In Figure 2A, the peaks indicating inhibitory activity correlate positively with the observed peaks in calculated weighted N_contacts, which forms the basis for all inferences. However, the data reveals an interesting observation in the initial segment of the protein fragment (0 to 100 aa) that while there is a peak indicating predicted binding by the AlphaFold model, there is no corresponding inhibitory activity observed for the protein in that region. Any comments on this discrepancy?
The authors introduce (f_native,pairwise) and (f_native,binding) to quantify similarities between experimentally solved structures and AlphaFold2 models. We found the explanation of these metrics to be confusing, one refers to the fragment and the target site but the other refers to the native binding site bound by the fragment. Is one referring to the contacts made in the experimental structure and the other the contacts in the AlphaFold model? Further clarification of what these precisely correspond to would be helpful for discerning the similarities and differences between the two.
In both figures 2 and 3 the authors show structures of the experimentally solved complexes and the predicted AlphaFold models side by side. We were curious to know whether the AlphaFold models were able to recapitulate the sidechain conformations. In addition we were also curious to know whether the AlphaFold model recapitulated any key contacts made between the binding site and the fragment (ex: salt bridges, electrostatic interactions between charged amino acids, pi-pi stacks, hydrogen bonds between sidechains).
The authors explain their use of tiling to generate inhibitory fragments and that overlapping fragments generate greater predicted binding peaks.
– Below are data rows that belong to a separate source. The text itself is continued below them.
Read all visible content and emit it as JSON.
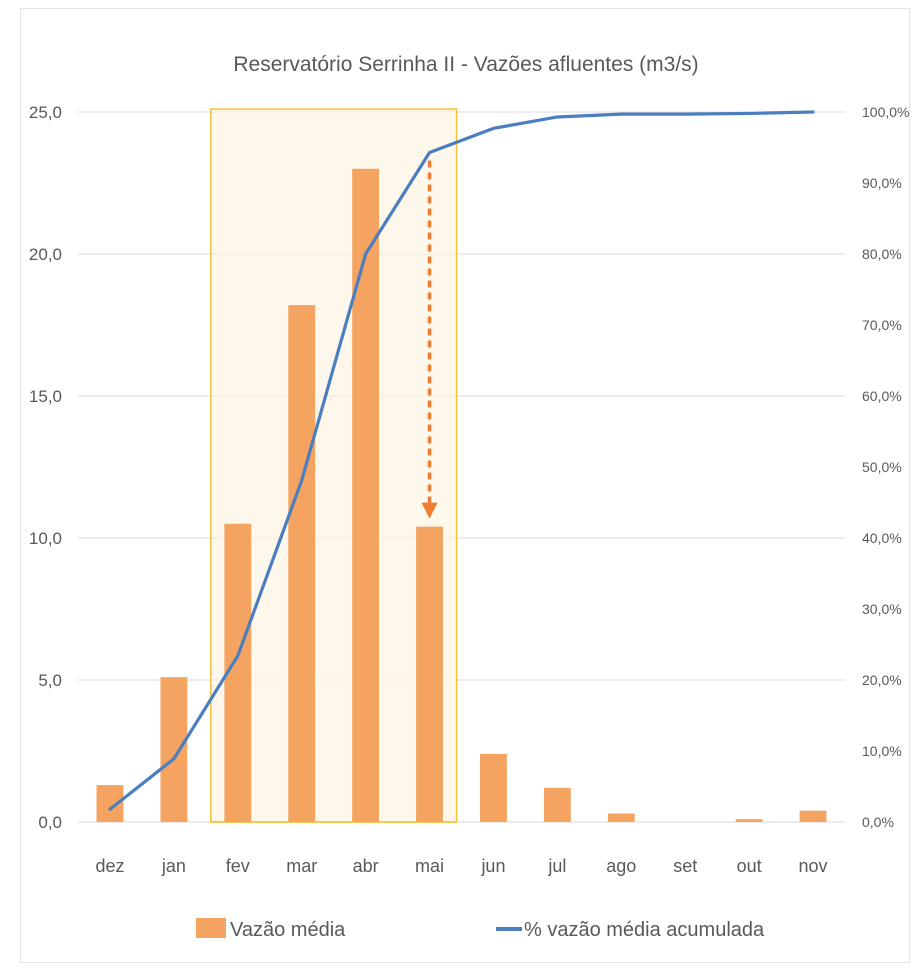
{
  "chart_data": {
    "type": "bar",
    "title": "Reservatório Serrinha II - Vazões afluentes (m3/s)",
    "categories": [
      "dez",
      "jan",
      "fev",
      "mar",
      "abr",
      "mai",
      "jun",
      "jul",
      "ago",
      "set",
      "out",
      "nov"
    ],
    "series": [
      {
        "name": "Vazão média",
        "type": "bar",
        "axis": "left",
        "values": [
          1.3,
          5.1,
          10.5,
          18.2,
          23.0,
          10.4,
          2.4,
          1.2,
          0.3,
          0.0,
          0.1,
          0.4
        ],
        "color": "#F4A460"
      },
      {
        "name": "% vazão média acumulada",
        "type": "line",
        "axis": "right",
        "values": [
          1.8,
          8.9,
          23.4,
          48.1,
          80.0,
          94.3,
          97.7,
          99.3,
          99.7,
          99.7,
          99.8,
          100.0
        ],
        "color": "#4A7EC0"
      }
    ],
    "y_left": {
      "min": 0,
      "max": 25,
      "ticks": [
        "0,0",
        "5,0",
        "10,0",
        "15,0",
        "20,0",
        "25,0"
      ]
    },
    "y_right": {
      "min": 0,
      "max": 100,
      "ticks": [
        "0,0%",
        "10,0%",
        "20,0%",
        "30,0%",
        "40,0%",
        "50,0%",
        "60,0%",
        "70,0%",
        "80,0%",
        "90,0%",
        "100,0%"
      ]
    },
    "highlight": {
      "from": "fev",
      "to": "mai",
      "color": "#F5C13A"
    },
    "annotation": {
      "type": "arrow",
      "at": "mai",
      "from_pct": 94.3,
      "to_value": 10.4,
      "color": "#EE7D31"
    },
    "grid": "horizontal",
    "legend": "bottom"
  }
}
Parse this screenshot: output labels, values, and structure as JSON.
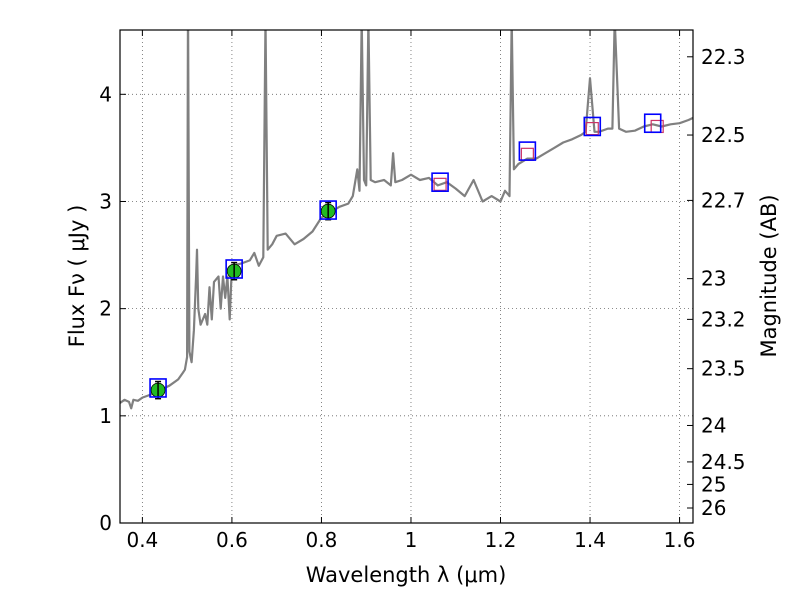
{
  "chart_data": {
    "type": "line",
    "xlabel": "Wavelength  λ (μm)",
    "ylabel": "Flux  Fν  ( μJy )",
    "ylabel_right": "Magnitude (AB)",
    "xlim": [
      0.35,
      1.63
    ],
    "ylim": [
      0,
      4.6
    ],
    "grid": true,
    "x_ticks": [
      0.4,
      0.6,
      0.8,
      1.0,
      1.2,
      1.4,
      1.6
    ],
    "x_tick_labels": [
      "0.4",
      "0.6",
      "0.8",
      "1",
      "1.2",
      "1.4",
      "1.6"
    ],
    "y_ticks": [
      0,
      1,
      2,
      3,
      4
    ],
    "y_tick_labels": [
      "0",
      "1",
      "2",
      "3",
      "4"
    ],
    "right_ticks": [
      {
        "label": "22.3",
        "flux": 4.35
      },
      {
        "label": "22.5",
        "flux": 3.62
      },
      {
        "label": "22.7",
        "flux": 3.01
      },
      {
        "label": "23",
        "flux": 2.28
      },
      {
        "label": "23.2",
        "flux": 1.9
      },
      {
        "label": "23.5",
        "flux": 1.44
      },
      {
        "label": "24",
        "flux": 0.91
      },
      {
        "label": "24.5",
        "flux": 0.57
      },
      {
        "label": "25",
        "flux": 0.36
      },
      {
        "label": "26",
        "flux": 0.14
      }
    ],
    "colors": {
      "spectrum": "#808080",
      "phot_fill": "#22bb22",
      "box": "#0000ff",
      "model_box": "#cc3366",
      "grid": "#666666"
    },
    "spectrum": [
      [
        0.35,
        1.12
      ],
      [
        0.36,
        1.15
      ],
      [
        0.37,
        1.13
      ],
      [
        0.375,
        1.07
      ],
      [
        0.38,
        1.15
      ],
      [
        0.39,
        1.14
      ],
      [
        0.4,
        1.17
      ],
      [
        0.42,
        1.2
      ],
      [
        0.44,
        1.24
      ],
      [
        0.46,
        1.28
      ],
      [
        0.48,
        1.34
      ],
      [
        0.49,
        1.4
      ],
      [
        0.495,
        1.43
      ],
      [
        0.5,
        1.55
      ],
      [
        0.502,
        4.9
      ],
      [
        0.505,
        1.6
      ],
      [
        0.51,
        1.5
      ],
      [
        0.515,
        1.8
      ],
      [
        0.52,
        2.3
      ],
      [
        0.522,
        2.55
      ],
      [
        0.525,
        2.0
      ],
      [
        0.53,
        1.85
      ],
      [
        0.54,
        1.95
      ],
      [
        0.545,
        1.85
      ],
      [
        0.55,
        2.2
      ],
      [
        0.555,
        1.9
      ],
      [
        0.56,
        2.25
      ],
      [
        0.57,
        2.3
      ],
      [
        0.575,
        2.0
      ],
      [
        0.58,
        2.3
      ],
      [
        0.585,
        2.1
      ],
      [
        0.59,
        2.3
      ],
      [
        0.595,
        1.9
      ],
      [
        0.6,
        2.4
      ],
      [
        0.62,
        2.42
      ],
      [
        0.64,
        2.45
      ],
      [
        0.65,
        2.52
      ],
      [
        0.66,
        2.4
      ],
      [
        0.67,
        2.48
      ],
      [
        0.675,
        4.7
      ],
      [
        0.68,
        2.55
      ],
      [
        0.69,
        2.6
      ],
      [
        0.7,
        2.68
      ],
      [
        0.72,
        2.7
      ],
      [
        0.74,
        2.6
      ],
      [
        0.76,
        2.65
      ],
      [
        0.78,
        2.72
      ],
      [
        0.8,
        2.85
      ],
      [
        0.82,
        2.9
      ],
      [
        0.84,
        2.95
      ],
      [
        0.86,
        2.98
      ],
      [
        0.87,
        3.05
      ],
      [
        0.88,
        3.3
      ],
      [
        0.885,
        3.1
      ],
      [
        0.89,
        4.7
      ],
      [
        0.895,
        3.2
      ],
      [
        0.9,
        3.15
      ],
      [
        0.905,
        4.7
      ],
      [
        0.91,
        3.2
      ],
      [
        0.92,
        3.18
      ],
      [
        0.94,
        3.2
      ],
      [
        0.955,
        3.15
      ],
      [
        0.96,
        3.45
      ],
      [
        0.965,
        3.18
      ],
      [
        0.98,
        3.2
      ],
      [
        1.0,
        3.25
      ],
      [
        1.02,
        3.2
      ],
      [
        1.04,
        3.22
      ],
      [
        1.06,
        3.15
      ],
      [
        1.08,
        3.18
      ],
      [
        1.1,
        3.12
      ],
      [
        1.12,
        3.05
      ],
      [
        1.14,
        3.2
      ],
      [
        1.16,
        3.0
      ],
      [
        1.18,
        3.05
      ],
      [
        1.2,
        3.0
      ],
      [
        1.21,
        3.1
      ],
      [
        1.22,
        3.05
      ],
      [
        1.225,
        4.7
      ],
      [
        1.23,
        3.3
      ],
      [
        1.24,
        3.35
      ],
      [
        1.26,
        3.4
      ],
      [
        1.28,
        3.4
      ],
      [
        1.3,
        3.45
      ],
      [
        1.32,
        3.5
      ],
      [
        1.34,
        3.55
      ],
      [
        1.36,
        3.58
      ],
      [
        1.38,
        3.62
      ],
      [
        1.39,
        3.65
      ],
      [
        1.4,
        4.15
      ],
      [
        1.41,
        3.65
      ],
      [
        1.42,
        3.65
      ],
      [
        1.44,
        3.68
      ],
      [
        1.45,
        3.68
      ],
      [
        1.455,
        4.7
      ],
      [
        1.465,
        3.68
      ],
      [
        1.48,
        3.65
      ],
      [
        1.5,
        3.66
      ],
      [
        1.52,
        3.7
      ],
      [
        1.54,
        3.72
      ],
      [
        1.56,
        3.7
      ],
      [
        1.58,
        3.72
      ],
      [
        1.6,
        3.73
      ],
      [
        1.62,
        3.76
      ],
      [
        1.63,
        3.78
      ]
    ],
    "photometry": [
      {
        "x": 0.435,
        "y": 1.24,
        "err": 0.08
      },
      {
        "x": 0.605,
        "y": 2.35,
        "err": 0.08
      },
      {
        "x": 0.815,
        "y": 2.91,
        "err": 0.08
      }
    ],
    "model_points": [
      {
        "x": 0.435,
        "y": 1.26
      },
      {
        "x": 0.605,
        "y": 2.37
      },
      {
        "x": 0.815,
        "y": 2.92
      },
      {
        "x": 1.065,
        "y": 3.18
      },
      {
        "x": 1.26,
        "y": 3.47
      },
      {
        "x": 1.405,
        "y": 3.7
      },
      {
        "x": 1.54,
        "y": 3.73
      }
    ],
    "model_inner_points": [
      {
        "x": 1.065,
        "y": 3.16
      },
      {
        "x": 1.26,
        "y": 3.44
      },
      {
        "x": 1.405,
        "y": 3.68
      },
      {
        "x": 1.55,
        "y": 3.7
      }
    ]
  }
}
Have the authors attempted to use smaller fragments in their program (i.e. what is the smallest fragment size that AlphaFold can still predict to be correctly binding?). We are curious to know if effects vary by changing the fragment sizes. Further, can this method be expanded upon to study multiple different fragments that bind to different sites on the target protein simultaneously?

Minor points:

The orange and yellow lines used to show contacts between the fragment and target are difficult to distinguish from each other. Consider a different set of colors?

Figure 4C+E. The use of black in the model makes it difficult to distinguish the sidechains and interactions with the fragment.

Reviewed by CJ San Felipe, Priyanka Bajaj and James Fraser (UCSF)

Competing interests

The authors declare that they have no competing interests.